Installing the OS is simple and is completed with one very large (600MB) download and running the installation program. I found the overall interface and visual rendering to be very good, although at first few applications are pre-installed.
This initial uncertainty was cleared away quickly once I discovered the application download pages where you can get all your favorites (Google Chrome, Facebook, Twitter, Skype, etc.) Installation was faster and easier than on XP. In this case the Jolicloud management layer made the user experience more consistent and it didn’t slow anything down.
After using the system for a month I can say that the system is very stable.
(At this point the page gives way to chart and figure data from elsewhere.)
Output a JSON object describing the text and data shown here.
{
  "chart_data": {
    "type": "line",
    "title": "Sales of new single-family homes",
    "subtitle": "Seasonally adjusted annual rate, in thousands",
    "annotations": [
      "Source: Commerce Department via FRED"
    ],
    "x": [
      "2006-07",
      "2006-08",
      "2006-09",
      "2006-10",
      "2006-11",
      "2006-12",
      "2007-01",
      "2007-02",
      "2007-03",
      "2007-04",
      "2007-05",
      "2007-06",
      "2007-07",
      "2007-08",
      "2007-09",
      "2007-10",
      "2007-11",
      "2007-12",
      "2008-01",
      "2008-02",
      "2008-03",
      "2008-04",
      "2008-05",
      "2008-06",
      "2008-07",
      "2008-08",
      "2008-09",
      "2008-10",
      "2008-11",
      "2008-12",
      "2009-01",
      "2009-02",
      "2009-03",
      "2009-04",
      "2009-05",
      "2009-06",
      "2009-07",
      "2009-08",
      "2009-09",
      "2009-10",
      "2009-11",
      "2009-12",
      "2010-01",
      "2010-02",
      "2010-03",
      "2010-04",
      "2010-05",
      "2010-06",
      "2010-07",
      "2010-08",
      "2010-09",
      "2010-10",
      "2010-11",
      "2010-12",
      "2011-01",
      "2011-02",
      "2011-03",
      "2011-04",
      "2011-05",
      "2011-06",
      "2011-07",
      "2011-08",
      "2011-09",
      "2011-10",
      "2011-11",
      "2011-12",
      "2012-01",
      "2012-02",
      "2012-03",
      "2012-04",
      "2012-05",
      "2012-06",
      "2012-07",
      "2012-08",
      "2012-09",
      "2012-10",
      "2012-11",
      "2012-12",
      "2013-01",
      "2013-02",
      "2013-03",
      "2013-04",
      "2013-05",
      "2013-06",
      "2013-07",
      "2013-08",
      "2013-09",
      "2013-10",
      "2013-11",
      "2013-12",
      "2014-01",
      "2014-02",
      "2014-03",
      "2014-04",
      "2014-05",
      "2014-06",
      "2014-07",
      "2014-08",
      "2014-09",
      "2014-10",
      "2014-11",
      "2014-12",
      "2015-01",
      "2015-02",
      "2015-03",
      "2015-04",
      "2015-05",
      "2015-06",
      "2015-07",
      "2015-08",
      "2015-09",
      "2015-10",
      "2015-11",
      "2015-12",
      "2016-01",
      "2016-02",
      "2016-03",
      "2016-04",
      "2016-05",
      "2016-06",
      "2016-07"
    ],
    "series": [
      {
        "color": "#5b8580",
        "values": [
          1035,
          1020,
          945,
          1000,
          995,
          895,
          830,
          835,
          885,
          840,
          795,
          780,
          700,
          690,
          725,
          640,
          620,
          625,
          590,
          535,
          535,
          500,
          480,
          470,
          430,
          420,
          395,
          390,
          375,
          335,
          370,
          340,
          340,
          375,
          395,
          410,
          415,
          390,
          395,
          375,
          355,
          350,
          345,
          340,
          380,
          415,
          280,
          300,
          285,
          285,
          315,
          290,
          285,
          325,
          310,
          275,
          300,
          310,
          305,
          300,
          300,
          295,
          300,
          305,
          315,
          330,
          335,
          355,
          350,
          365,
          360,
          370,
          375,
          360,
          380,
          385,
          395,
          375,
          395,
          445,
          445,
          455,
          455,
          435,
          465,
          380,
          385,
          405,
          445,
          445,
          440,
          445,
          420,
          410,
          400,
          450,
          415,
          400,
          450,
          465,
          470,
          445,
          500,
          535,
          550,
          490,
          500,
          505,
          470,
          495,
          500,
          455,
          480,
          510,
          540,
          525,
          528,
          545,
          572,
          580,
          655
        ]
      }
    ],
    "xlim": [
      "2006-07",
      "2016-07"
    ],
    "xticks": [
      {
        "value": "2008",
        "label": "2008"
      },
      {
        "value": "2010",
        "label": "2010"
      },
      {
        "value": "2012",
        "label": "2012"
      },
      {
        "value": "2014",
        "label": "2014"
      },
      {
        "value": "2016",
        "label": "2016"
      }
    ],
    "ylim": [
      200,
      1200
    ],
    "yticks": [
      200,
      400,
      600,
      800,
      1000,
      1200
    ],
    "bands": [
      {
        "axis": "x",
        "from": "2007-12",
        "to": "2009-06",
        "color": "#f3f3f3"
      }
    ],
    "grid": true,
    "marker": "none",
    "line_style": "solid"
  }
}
I had no crashes or hard failures. In addition the overall interface and most actions are more suited to the limited screen real estate and functionality of a netbook.
When I say netbook I do really mean a small lightweight client for using cloud-based applications. I expect that the ability to control user actions and keep data and application content in the cloud makes this a more secure approach.
Jolicloud is the first real alternative to Google ChromeOS for netbooks and other mobile Internet devices. It’s a pleasure to use, is fast and stable. It’s too early to know how to what degree Google will link their ChromeOS to other Google software and services in terms of the user experience.
Jolicloud has the incentive to be open and would make a good partner for Adobe (ADBE). Adobe has a suite of cloud-based applications that even have a UI that already looks like Jolicloud (or vice-versa.)
The rapid proliferation of cloud-based services and applications means that the capabilities of a Jolicloud netbook is expanding rapidly.
The only problem I had is that the system has some trouble explaining itself in terms of updates required and their installation.
Given the choice I tend to boot my netbook in Jolicloud unless I explicitly need to run a Microsoft (MSFT) program like IE or Excel which is only about 10% of the time.
For a new OS that’s pretty high praise in my book, given that it’s early days. We’d recommend anyone with a netbook or even notebook to try it out.
As far as implications go I’d say it means even lower cost, more functional netbooks on offer for general use or tied with carrier data plans which will provide the device at no charge. If Jolicloud catches on it could be a threat to what Google is planning with ChromeOS.